Este filme de terror sobrenatural, ambientado en el Mississippi de la década de 1930, no solo ha establecido un nuevo récord, sino que también ha marcado un cambio significativo en la percepción del cine de género. La obra de Ryan Coogler ha conseguido superar viejos prejuicios estéticos, consolidando su lugar en la historia del cine contemporáneo. Para entender este fenómeno, es esencial mirar hacia sus colaboraciones pasadas, especialmente con el actor Michael B. Jordan, que han dado lugar a producciones memorables como Fruitvale Station y Black Panther.

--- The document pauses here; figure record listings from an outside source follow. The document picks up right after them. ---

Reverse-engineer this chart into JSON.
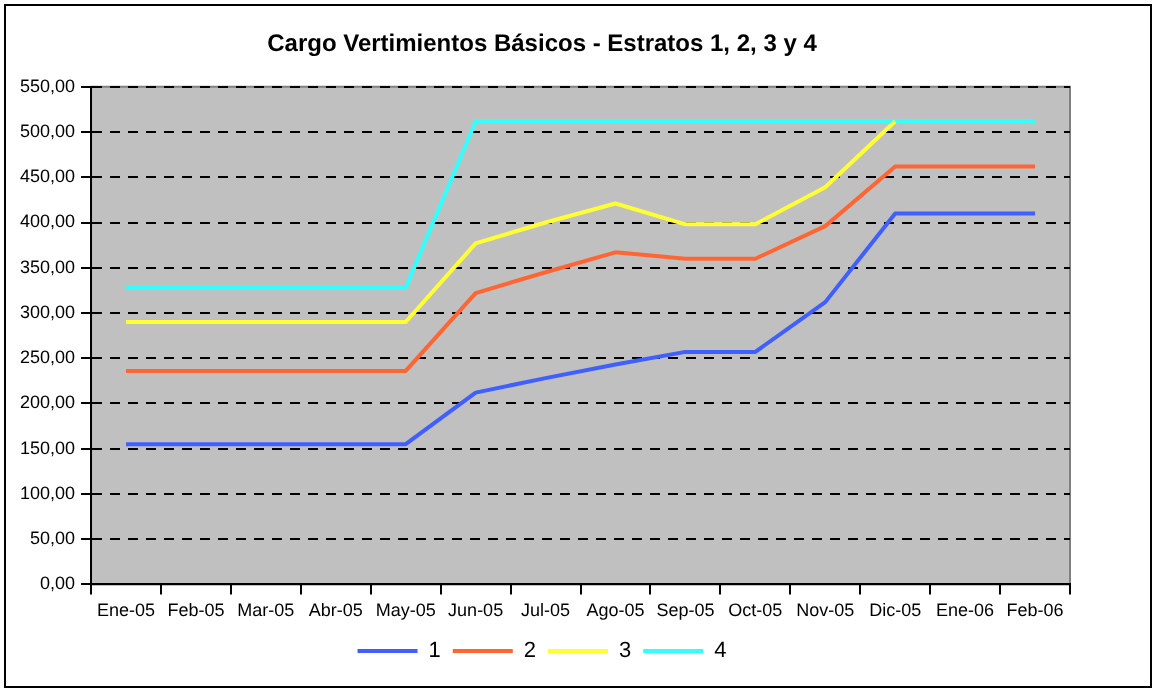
{
  "chart_data": {
    "type": "line",
    "title": "Cargo Vertimientos Básicos - Estratos 1, 2, 3 y 4",
    "categories": [
      "Ene-05",
      "Feb-05",
      "Mar-05",
      "Abr-05",
      "May-05",
      "Jun-05",
      "Jul-05",
      "Ago-05",
      "Sep-05",
      "Oct-05",
      "Nov-05",
      "Dic-05",
      "Ene-06",
      "Feb-06"
    ],
    "series": [
      {
        "name": "1",
        "color": "#3f5fff",
        "values": [
          155,
          155,
          155,
          155,
          155,
          212,
          228,
          243,
          257,
          257,
          312,
          410,
          410,
          410
        ]
      },
      {
        "name": "2",
        "color": "#ff6633",
        "values": [
          236,
          236,
          236,
          236,
          236,
          322,
          345,
          367,
          360,
          360,
          396,
          462,
          462,
          462
        ]
      },
      {
        "name": "3",
        "color": "#ffff33",
        "values": [
          290,
          290,
          290,
          290,
          290,
          377,
          400,
          421,
          398,
          398,
          439,
          512,
          null,
          null
        ]
      },
      {
        "name": "4",
        "color": "#33ffff",
        "values": [
          328,
          328,
          328,
          328,
          328,
          512,
          512,
          512,
          512,
          512,
          512,
          512,
          512,
          512
        ]
      }
    ],
    "ylim": [
      0,
      550
    ],
    "yticks": [
      {
        "value": 0,
        "label": "0,00"
      },
      {
        "value": 50,
        "label": "50,00"
      },
      {
        "value": 100,
        "label": "100,00"
      },
      {
        "value": 150,
        "label": "150,00"
      },
      {
        "value": 200,
        "label": "200,00"
      },
      {
        "value": 250,
        "label": "250,00"
      },
      {
        "value": 300,
        "label": "300,00"
      },
      {
        "value": 350,
        "label": "350,00"
      },
      {
        "value": 400,
        "label": "400,00"
      },
      {
        "value": 450,
        "label": "450,00"
      },
      {
        "value": 500,
        "label": "500,00"
      },
      {
        "value": 550,
        "label": "550,00"
      }
    ],
    "grid": "y",
    "legend": "bottom",
    "marker": "none",
    "line_style": "solid"
  }
}
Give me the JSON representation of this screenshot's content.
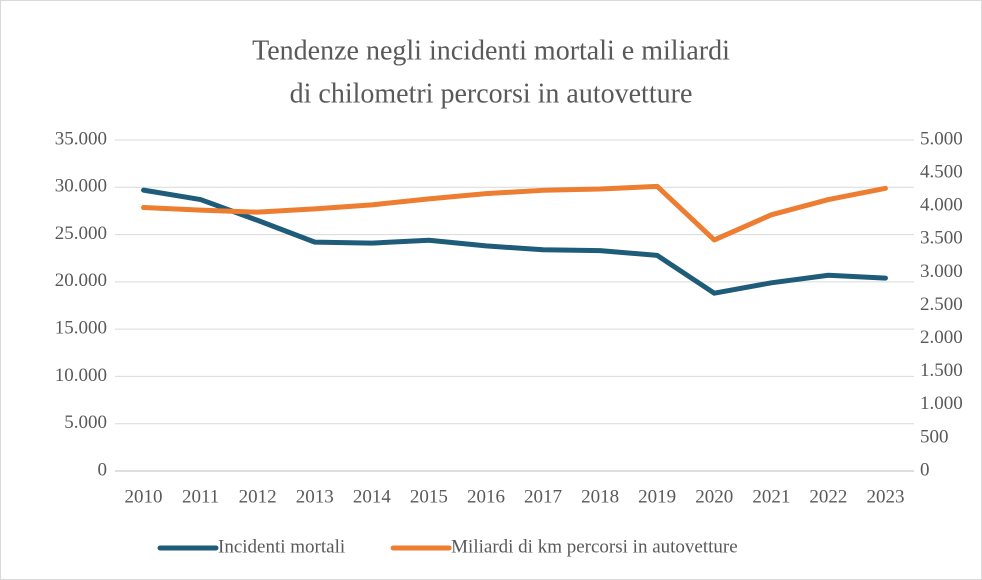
{
  "chart_data": {
    "type": "line",
    "title": [
      "Tendenze negli incidenti mortali e miliardi",
      "di chilometri percorsi in autovetture"
    ],
    "categories": [
      "2010",
      "2011",
      "2012",
      "2013",
      "2014",
      "2015",
      "2016",
      "2017",
      "2018",
      "2019",
      "2020",
      "2021",
      "2022",
      "2023"
    ],
    "series": [
      {
        "name": "Incidenti mortali",
        "color": "#1f5c7a",
        "axis": "y",
        "values": [
          29700,
          28700,
          26500,
          24200,
          24100,
          24400,
          23800,
          23400,
          23300,
          22800,
          18800,
          19900,
          20700,
          20400
        ]
      },
      {
        "name": "Miliardi di km percorsi in autovetture",
        "color": "#ed7d31",
        "axis": "y2",
        "values": [
          3980,
          3940,
          3910,
          3960,
          4020,
          4110,
          4190,
          4240,
          4260,
          4300,
          3490,
          3870,
          4100,
          4270
        ]
      }
    ],
    "ylim": [
      0,
      35000
    ],
    "yticks": [
      0,
      {
        "value": 5000,
        "label": "5.000"
      },
      {
        "value": 10000,
        "label": "10.000"
      },
      {
        "value": 15000,
        "label": "15.000"
      },
      {
        "value": 20000,
        "label": "20.000"
      },
      {
        "value": 25000,
        "label": "25.000"
      },
      {
        "value": 30000,
        "label": "30.000"
      },
      {
        "value": 35000,
        "label": "35.000"
      }
    ],
    "y2lim": [
      0,
      5000
    ],
    "y2ticks": [
      0,
      500,
      {
        "value": 1000,
        "label": "1.000"
      },
      {
        "value": 1500,
        "label": "1.500"
      },
      {
        "value": 2000,
        "label": "2.000"
      },
      {
        "value": 2500,
        "label": "2.500"
      },
      {
        "value": 3000,
        "label": "3.000"
      },
      {
        "value": 3500,
        "label": "3.500"
      },
      {
        "value": 4000,
        "label": "4.000"
      },
      {
        "value": 4500,
        "label": "4.500"
      },
      {
        "value": 5000,
        "label": "5.000"
      }
    ],
    "grid": true,
    "legend": "bottom"
  }
}
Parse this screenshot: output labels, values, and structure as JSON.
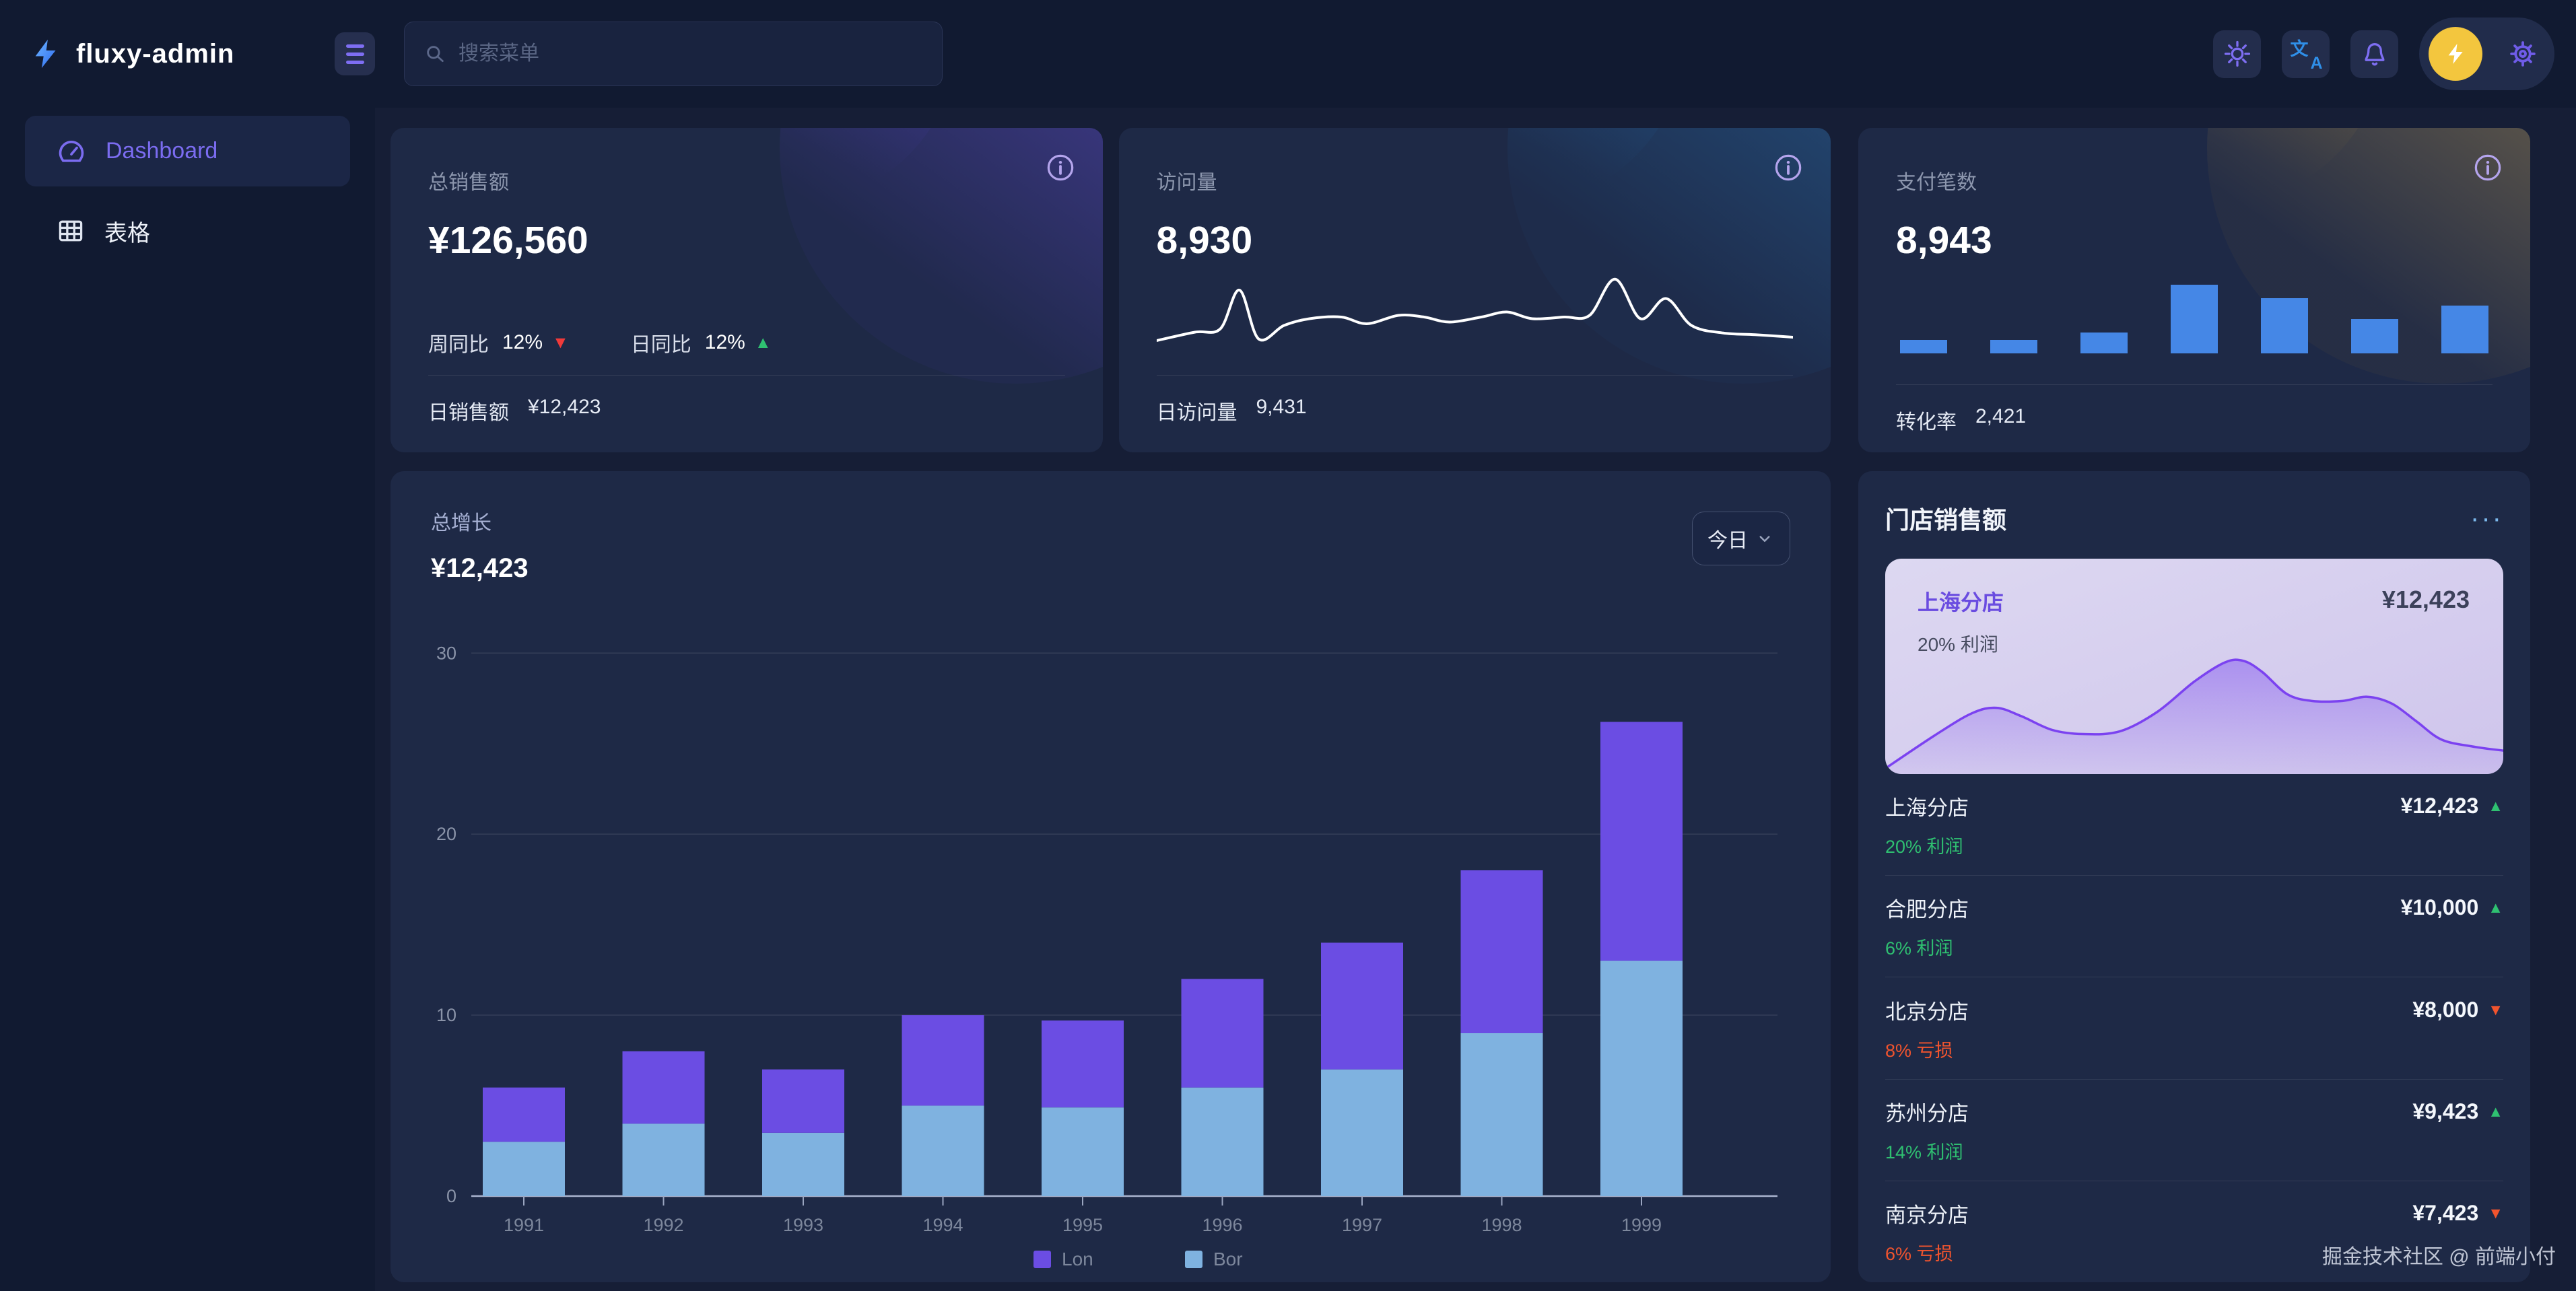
{
  "app": {
    "title": "fluxy-admin"
  },
  "header": {
    "search": {
      "placeholder": "搜索菜单"
    }
  },
  "sidebar": {
    "items": [
      {
        "label": "Dashboard",
        "active": true
      },
      {
        "label": "表格",
        "active": false
      }
    ]
  },
  "stats": {
    "sales": {
      "title": "总销售额",
      "value": "¥126,560",
      "trends": [
        {
          "label": "周同比",
          "value": "12%",
          "direction": "down"
        },
        {
          "label": "日同比",
          "value": "12%",
          "direction": "up"
        }
      ],
      "footer_label": "日销售额",
      "footer_value": "¥12,423"
    },
    "visits": {
      "title": "访问量",
      "value": "8,930",
      "footer_label": "日访问量",
      "footer_value": "9,431"
    },
    "payments": {
      "title": "支付笔数",
      "value": "8,943",
      "footer_label": "转化率",
      "footer_value": "2,421"
    }
  },
  "growth": {
    "title": "总增长",
    "value": "¥12,423",
    "range": "今日"
  },
  "stores": {
    "title": "门店销售额",
    "more": "···",
    "featured": {
      "name": "上海分店",
      "value": "¥12,423",
      "note": "20% 利润"
    },
    "rows": [
      {
        "name": "上海分店",
        "value": "¥12,423",
        "direction": "up",
        "note": "20% 利润"
      },
      {
        "name": "合肥分店",
        "value": "¥10,000",
        "direction": "up",
        "note": "6% 利润"
      },
      {
        "name": "北京分店",
        "value": "¥8,000",
        "direction": "down",
        "note": "8% 亏损"
      },
      {
        "name": "苏州分店",
        "value": "¥9,423",
        "direction": "up",
        "note": "14% 利润"
      },
      {
        "name": "南京分店",
        "value": "¥7,423",
        "direction": "down",
        "note": "6% 亏损"
      }
    ]
  },
  "watermark": "掘金技术社区 @ 前端小付",
  "colors": {
    "purple_bar": "#6B4DE3",
    "blue_bar": "#7FB2E0",
    "mini_bar_blue": "#4587E6",
    "green": "#2FC071",
    "red": "#F03A3A",
    "orange": "#F1542E",
    "accent_purple": "#7B6CF0",
    "area_purple": "#7B42F0"
  },
  "chart_data": [
    {
      "id": "growth-stacked-bar",
      "type": "bar",
      "stacked": true,
      "title": "总增长",
      "categories": [
        "1991",
        "1992",
        "1993",
        "1994",
        "1995",
        "1996",
        "1997",
        "1998",
        "1999"
      ],
      "series": [
        {
          "name": "Lon",
          "color": "#6B4DE3",
          "values": [
            3,
            4,
            3.5,
            5,
            4.8,
            6,
            7,
            9,
            13.2
          ]
        },
        {
          "name": "Bor",
          "color": "#7FB2E0",
          "values": [
            3,
            4,
            3.5,
            5,
            4.9,
            6,
            7,
            9,
            13
          ]
        }
      ],
      "xlabel": "",
      "ylabel": "",
      "ylim": [
        0,
        30
      ],
      "yticks": [
        0,
        10,
        20,
        30
      ],
      "grid": true,
      "legend_position": "bottom"
    },
    {
      "id": "visits-sparkline",
      "type": "line",
      "color": "#ffffff",
      "points": [
        [
          0,
          88
        ],
        [
          6,
          78
        ],
        [
          10,
          74
        ],
        [
          13,
          28
        ],
        [
          16,
          86
        ],
        [
          20,
          70
        ],
        [
          24,
          62
        ],
        [
          29,
          60
        ],
        [
          33,
          68
        ],
        [
          38,
          58
        ],
        [
          42,
          60
        ],
        [
          46,
          66
        ],
        [
          51,
          60
        ],
        [
          55,
          54
        ],
        [
          59,
          62
        ],
        [
          64,
          60
        ],
        [
          68,
          58
        ],
        [
          72,
          15
        ],
        [
          76,
          62
        ],
        [
          80,
          38
        ],
        [
          84,
          70
        ],
        [
          89,
          79
        ],
        [
          94,
          81
        ],
        [
          100,
          84
        ]
      ]
    },
    {
      "id": "payments-mini-bar",
      "type": "bar",
      "color": "#4587E6",
      "values": [
        2,
        2,
        3,
        10,
        8,
        5,
        7
      ],
      "ylim": [
        0,
        10
      ]
    },
    {
      "id": "store-area",
      "type": "area",
      "line_color": "#7B42F0",
      "points": [
        [
          0,
          96
        ],
        [
          8,
          72
        ],
        [
          14,
          56
        ],
        [
          18,
          52
        ],
        [
          22,
          58
        ],
        [
          27,
          68
        ],
        [
          32,
          71
        ],
        [
          38,
          69
        ],
        [
          44,
          55
        ],
        [
          50,
          33
        ],
        [
          55,
          19
        ],
        [
          58,
          18
        ],
        [
          61,
          26
        ],
        [
          65,
          42
        ],
        [
          69,
          47
        ],
        [
          74,
          47
        ],
        [
          78,
          44
        ],
        [
          82,
          49
        ],
        [
          86,
          62
        ],
        [
          90,
          75
        ],
        [
          95,
          80
        ],
        [
          100,
          83
        ]
      ]
    }
  ]
}
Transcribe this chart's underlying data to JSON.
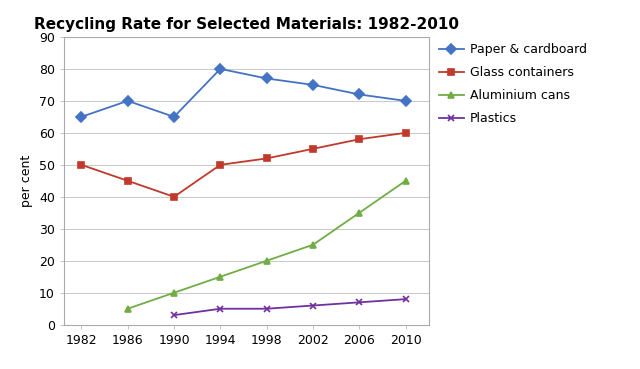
{
  "title": "Recycling Rate for Selected Materials: 1982-2010",
  "ylabel": "per cent",
  "years": [
    1982,
    1986,
    1990,
    1994,
    1998,
    2002,
    2006,
    2010
  ],
  "series": [
    {
      "label": "Paper & cardboard",
      "values": [
        65,
        70,
        65,
        80,
        77,
        75,
        72,
        70
      ],
      "color": "#4472C4",
      "marker": "D",
      "markersize": 5,
      "linewidth": 1.3
    },
    {
      "label": "Glass containers",
      "values": [
        50,
        45,
        40,
        50,
        52,
        55,
        58,
        60
      ],
      "color": "#C0392B",
      "marker": "s",
      "markersize": 5,
      "linewidth": 1.3
    },
    {
      "label": "Aluminium cans",
      "values": [
        null,
        5,
        10,
        15,
        20,
        25,
        35,
        45
      ],
      "color": "#70AD47",
      "marker": "^",
      "markersize": 5,
      "linewidth": 1.3
    },
    {
      "label": "Plastics",
      "values": [
        null,
        null,
        3,
        5,
        5,
        6,
        7,
        8
      ],
      "color": "#7030A0",
      "marker": "x",
      "markersize": 5,
      "linewidth": 1.3
    }
  ],
  "ylim": [
    0,
    90
  ],
  "yticks": [
    0,
    10,
    20,
    30,
    40,
    50,
    60,
    70,
    80,
    90
  ],
  "xticks": [
    1982,
    1986,
    1990,
    1994,
    1998,
    2002,
    2006,
    2010
  ],
  "xlim": [
    1980.5,
    2012
  ],
  "grid": true,
  "background_color": "#ffffff",
  "title_fontsize": 11,
  "axis_fontsize": 9,
  "legend_fontsize": 9
}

La interpretación de Jordan en Sinners, donde da vida a los gemelos Smoke y Stack, le ha valido su primera nominación al Oscar como Mejor Actor. Esta película va más allá de ser una simple historia de vampiros; es una profunda reflexión sobre el blues, una crítica a la discriminación racial de la era de Jim Crow y un despliegue técnico que utiliza cámaras IMAX para intensificar la experiencia visual del horror. La Academia, que históricamente ha mostrado reticencias hacia el género del terror, no ha podido ignorar la complejidad y sofisticación de una narrativa que entrelaza el folclore sureño con elementos de terror visceral.